Les relations entre le bassin du Grand-Océan et les régions occupées dans les deux hémisphères par cette puissante civilisation à laquelle nous appartenons sont en voie de s’agrandir par un autre côté, qui n’est pas le moins important et le moins curieux. Le manque de bras s’est fait sentir dans la plupart des colonies à sucre, à la suite de l’émancipation des noirs, parce que, dans la majeure partie de ces possessions, beaucoup d’esclaves émancipés avaient profité de leur liberté pour abandonner le travail des sucreries. Dans leur extrême embarras, les colons ont remarqué que l’Asie si populeuse offrait à des prix modiques une main-d’œuvre surabondante. On a d’abord puisé dans l’Inde, qui, sans la moindre gêne, a pu fournir, sous le nom de coulis, les travailleurs nécessaires pour remplacer les noirs.

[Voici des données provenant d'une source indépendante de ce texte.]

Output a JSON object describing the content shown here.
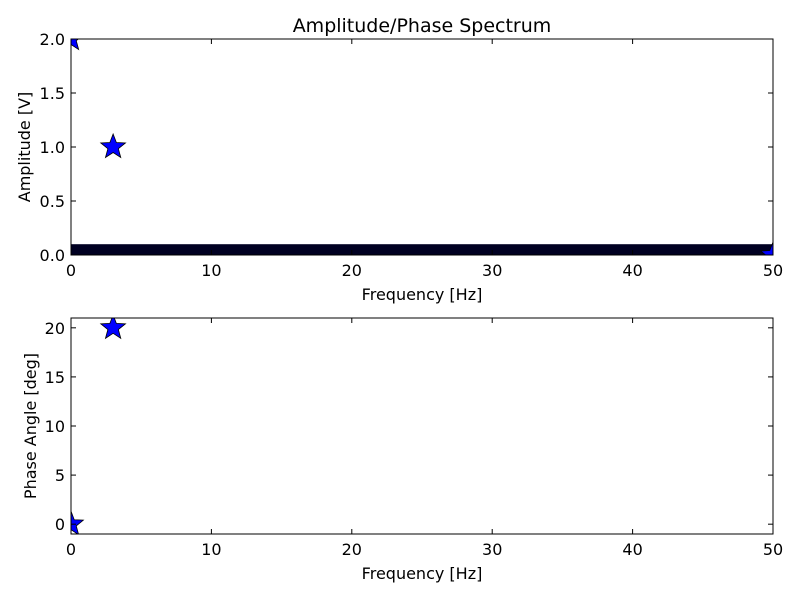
{
  "chart_data": [
    {
      "type": "scatter",
      "title": "Amplitude/Phase Spectrum",
      "xlabel": "Frequency [Hz]",
      "ylabel": "Amplitude [V]",
      "xlim": [
        0,
        50
      ],
      "ylim": [
        0,
        2
      ],
      "xticks": [
        "0",
        "10",
        "20",
        "30",
        "40",
        "50"
      ],
      "yticks": [
        "0.0",
        "0.5",
        "1.0",
        "1.5",
        "2.0"
      ],
      "grid": false,
      "marker": "star",
      "marker_color": "#0000ff",
      "baseline_color": "#000022",
      "baseline_band": {
        "from_hz": 0,
        "to_hz": 50,
        "max_amplitude": 0.1
      },
      "points": [
        {
          "x": 0,
          "y": 2.0
        },
        {
          "x": 3,
          "y": 1.0
        },
        {
          "x": 50,
          "y": 0.0
        }
      ]
    },
    {
      "type": "scatter",
      "title": "",
      "xlabel": "Frequency [Hz]",
      "ylabel": "Phase Angle [deg]",
      "xlim": [
        0,
        50
      ],
      "ylim": [
        -1,
        21
      ],
      "xticks": [
        "0",
        "10",
        "20",
        "30",
        "40",
        "50"
      ],
      "yticks": [
        "0",
        "5",
        "10",
        "15",
        "20"
      ],
      "grid": false,
      "marker": "star",
      "marker_color": "#0000ff",
      "points": [
        {
          "x": 0,
          "y": 0
        },
        {
          "x": 3,
          "y": 20
        }
      ]
    }
  ]
}
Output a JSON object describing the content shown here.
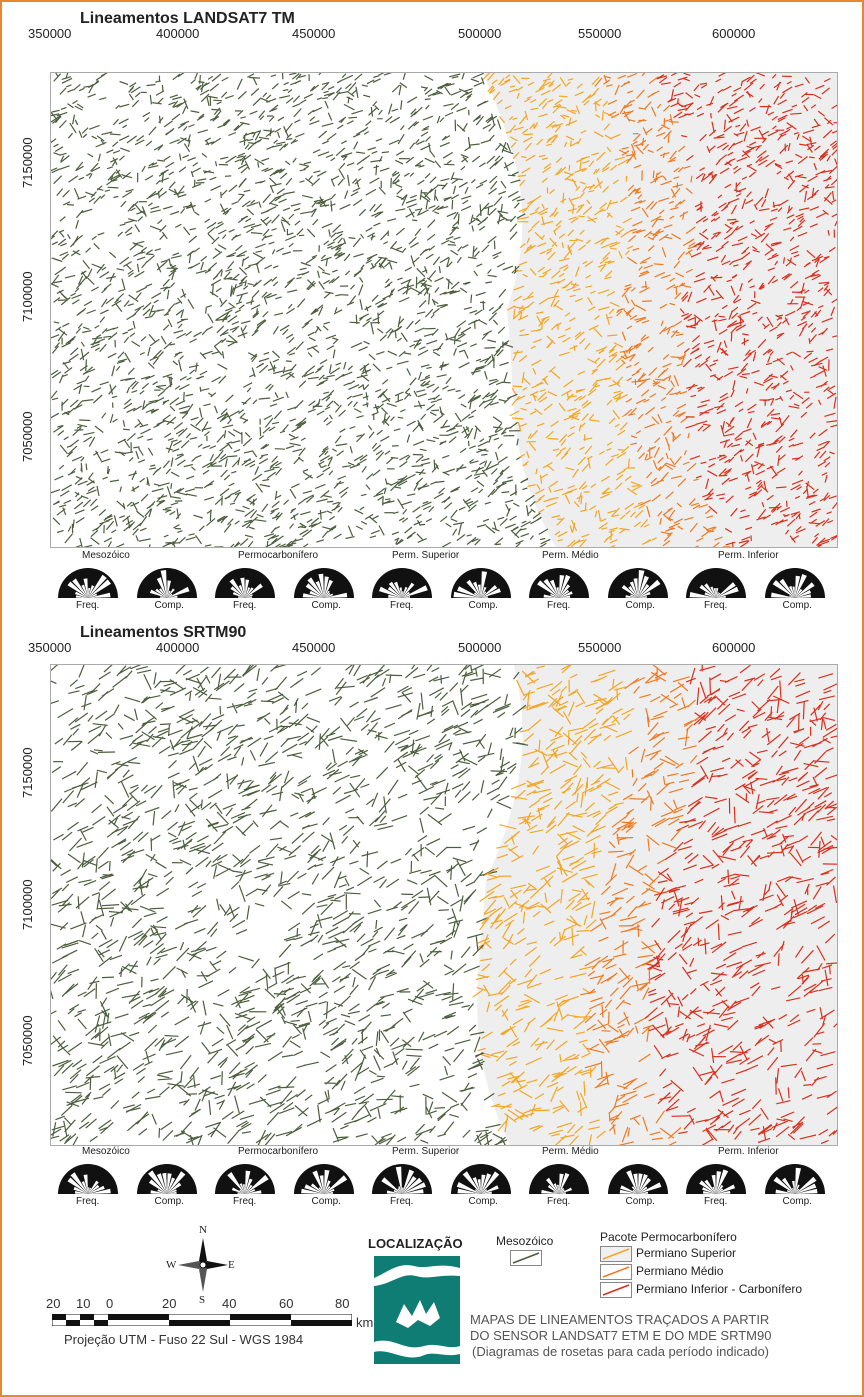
{
  "maps": [
    {
      "title": "Lineamentos LANDSAT7 TM",
      "x_ticks": [
        "350000",
        "400000",
        "450000",
        "500000",
        "550000",
        "600000"
      ],
      "y_ticks": [
        "7150000",
        "7100000",
        "7050000"
      ],
      "rose_groups": [
        "Mesozóico",
        "Permocarbonífero",
        "Perm. Superior",
        "Perm. Médio",
        "Perm. Inferior"
      ],
      "rose_labels": [
        "Freq.",
        "Comp.",
        "Freq.",
        "Comp.",
        "Freq.",
        "Comp.",
        "Freq.",
        "Comp.",
        "Freq.",
        "Comp."
      ]
    },
    {
      "title": "Lineamentos SRTM90",
      "x_ticks": [
        "350000",
        "400000",
        "450000",
        "500000",
        "550000",
        "600000"
      ],
      "y_ticks": [
        "7150000",
        "7100000",
        "7050000"
      ],
      "rose_groups": [
        "Mesozóico",
        "Permocarbonífero",
        "Perm. Superior",
        "Perm. Médio",
        "Perm. Inferior"
      ],
      "rose_labels": [
        "Freq.",
        "Comp.",
        "Freq.",
        "Comp.",
        "Freq.",
        "Comp.",
        "Freq.",
        "Comp.",
        "Freq.",
        "Comp."
      ]
    }
  ],
  "legend": {
    "mesozoic": "Mesozóico",
    "package_title": "Pacote Permocarbonífero",
    "items": [
      "Permiano Superior",
      "Permiano Médio",
      "Permiano Inferior - Carbonífero"
    ]
  },
  "colors": {
    "mesozoic": "#4b5e3c",
    "permiano_superior": "#f4a623",
    "permiano_medio": "#ee7a22",
    "permiano_inferior": "#d8301c",
    "border": "#e8872e",
    "location_teal": "#0f7d73"
  },
  "compass": {
    "n": "N",
    "s": "S",
    "e": "E",
    "w": "W"
  },
  "scale": {
    "labels": [
      "20",
      "10",
      "0",
      "20",
      "40",
      "60",
      "80"
    ],
    "unit": "km",
    "projection": "Projeção UTM - Fuso 22 Sul - WGS 1984"
  },
  "location_title": "LOCALIZAÇÃO",
  "caption": [
    "MAPAS DE LINEAMENTOS TRAÇADOS A PARTIR",
    "DO SENSOR LANDSAT7 ETM E DO MDE SRTM90",
    "(Diagramas de rosetas para cada período indicado)"
  ]
}
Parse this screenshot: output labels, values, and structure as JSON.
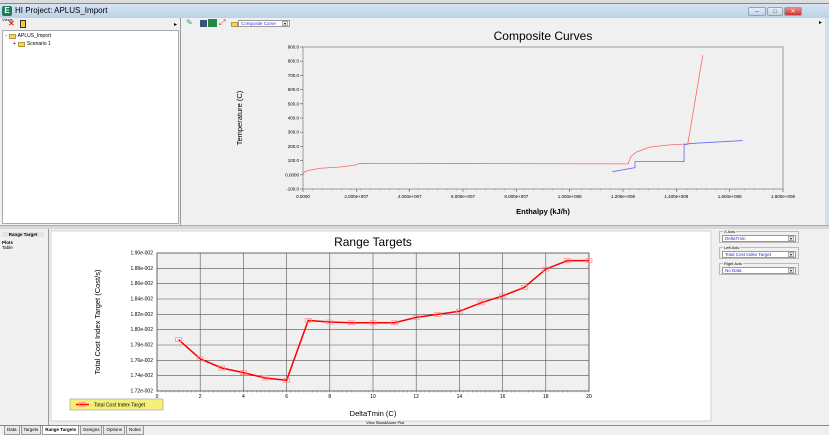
{
  "window": {
    "title": "HI Project:  APLUS_Import",
    "app_icon": "E",
    "controls": [
      "minimize",
      "maximize",
      "close"
    ]
  },
  "left_pane": {
    "toolbar_label": "Views",
    "tree": [
      {
        "label": "APLUS_Import",
        "expander": "-"
      },
      {
        "label": "Scenario 1",
        "expander": "+"
      }
    ]
  },
  "right_toolbar": {
    "view_select": "Composite Curve"
  },
  "composite_chart": {
    "chart_data": {
      "type": "line",
      "title": "Composite Curves",
      "xlabel": "Enthalpy (kJ/h)",
      "ylabel": "Temperature (C)",
      "xlim": [
        0,
        180000000
      ],
      "ylim": [
        -100,
        900
      ],
      "xticks": [
        "0.0000",
        "2.000e+007",
        "4.000e+007",
        "6.000e+007",
        "8.000e+007",
        "1.000e+008",
        "1.200e+008",
        "1.400e+008",
        "1.600e+008",
        "1.800e+008"
      ],
      "yticks": [
        "900.0",
        "800.0",
        "700.0",
        "600.0",
        "500.0",
        "400.0",
        "300.0",
        "200.0",
        "100.0",
        "0.0000",
        "-100.0"
      ],
      "series": [
        {
          "color": "#ff6666",
          "points": [
            [
              0,
              0
            ],
            [
              500000,
              20
            ],
            [
              2000000,
              30
            ],
            [
              6000000,
              45
            ],
            [
              14000000,
              55
            ],
            [
              20000000,
              70
            ],
            [
              21000000,
              80
            ],
            [
              60000000,
              79
            ],
            [
              121900000,
              77
            ],
            [
              123000000,
              130
            ],
            [
              125000000,
              160
            ],
            [
              130000000,
              195
            ],
            [
              137000000,
              210
            ],
            [
              144300000,
              218
            ],
            [
              149900000,
              841
            ]
          ]
        },
        {
          "color": "#6666ff",
          "points": [
            [
              116000000,
              22
            ],
            [
              124500000,
              50
            ],
            [
              124500000,
              93
            ],
            [
              142900000,
              93
            ],
            [
              142900000,
              210
            ],
            [
              145000000,
              220
            ],
            [
              164900000,
              241
            ]
          ]
        }
      ]
    }
  },
  "nav_pane": {
    "header": "Range Target",
    "items": [
      "Plots",
      "Table"
    ]
  },
  "range_chart": {
    "chart_data": {
      "type": "line",
      "title": "Range Targets",
      "xlabel": "DeltaTmin (C)",
      "ylabel": "Total Cost Index Target (Cost/s)",
      "xlim": [
        0,
        20
      ],
      "ylim": [
        0.0172,
        0.019
      ],
      "grid": true,
      "legend": "bottom-left",
      "xticks": [
        "0",
        "2",
        "4",
        "6",
        "8",
        "10",
        "12",
        "14",
        "16",
        "18",
        "20"
      ],
      "yticks": [
        "1.90e-002",
        "1.88e-002",
        "1.86e-002",
        "1.84e-002",
        "1.82e-002",
        "1.80e-002",
        "1.78e-002",
        "1.76e-002",
        "1.74e-002",
        "1.72e-002"
      ],
      "series": [
        {
          "name": "Total Cost Index Target",
          "color": "#ff0000",
          "x": [
            1,
            2,
            3,
            4,
            5,
            6,
            7,
            8,
            9,
            10,
            11,
            12,
            13,
            14,
            15,
            16,
            17,
            18,
            19,
            20
          ],
          "y": [
            0.01787,
            0.01762,
            0.0175,
            0.01744,
            0.01737,
            0.01734,
            0.01812,
            0.0181,
            0.01809,
            0.01809,
            0.01809,
            0.01816,
            0.0182,
            0.01824,
            0.01835,
            0.01844,
            0.01855,
            0.01879,
            0.0189,
            0.0189
          ]
        }
      ]
    },
    "footer_link": "View StandAlone Plot"
  },
  "axis_controls": [
    {
      "label": "X Axis",
      "value": "DeltaTmin"
    },
    {
      "label": "Left Axis",
      "value": "Total Cost Index Target"
    },
    {
      "label": "Right Axis",
      "value": "No Data"
    }
  ],
  "tabs": [
    {
      "label": "Data"
    },
    {
      "label": "Targets"
    },
    {
      "label": "Range Targets",
      "active": true
    },
    {
      "label": "Designs"
    },
    {
      "label": "Options"
    },
    {
      "label": "Notes"
    }
  ]
}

De l’Inde, on est passé bientôt à la Chine, qui présente en cela des ressources bien plus considérables, car la population de la Chine est triple de celle de l’Inde tout entière[1]. L’Asie se présente donc maintenant comme un inépuisable marché de main-d’œuvre, et, il faut le dire à l’honneur de notre temps, de travail libre, car l’Asiatique hindou ou chinois qui-émigre à destination des colonies le fait en vertu d’un marché librement débattu, limité à un nombre d’années qui n’a rien d’excessif, et la condition où il vit aux colonies n’a rien de commun avec celle de l’esclave. Une fois ce mouvement commencé à l’instigation des entrepreneurs

  1. D’après la Géographie de Malte-Brun, édition Cortambert (tome III, page 487), les pays de l’Inde possédés par l’Angleterre ou soumis à son patronage ont une population totale de 174 millions, celle de la Chine étant de 537 millions.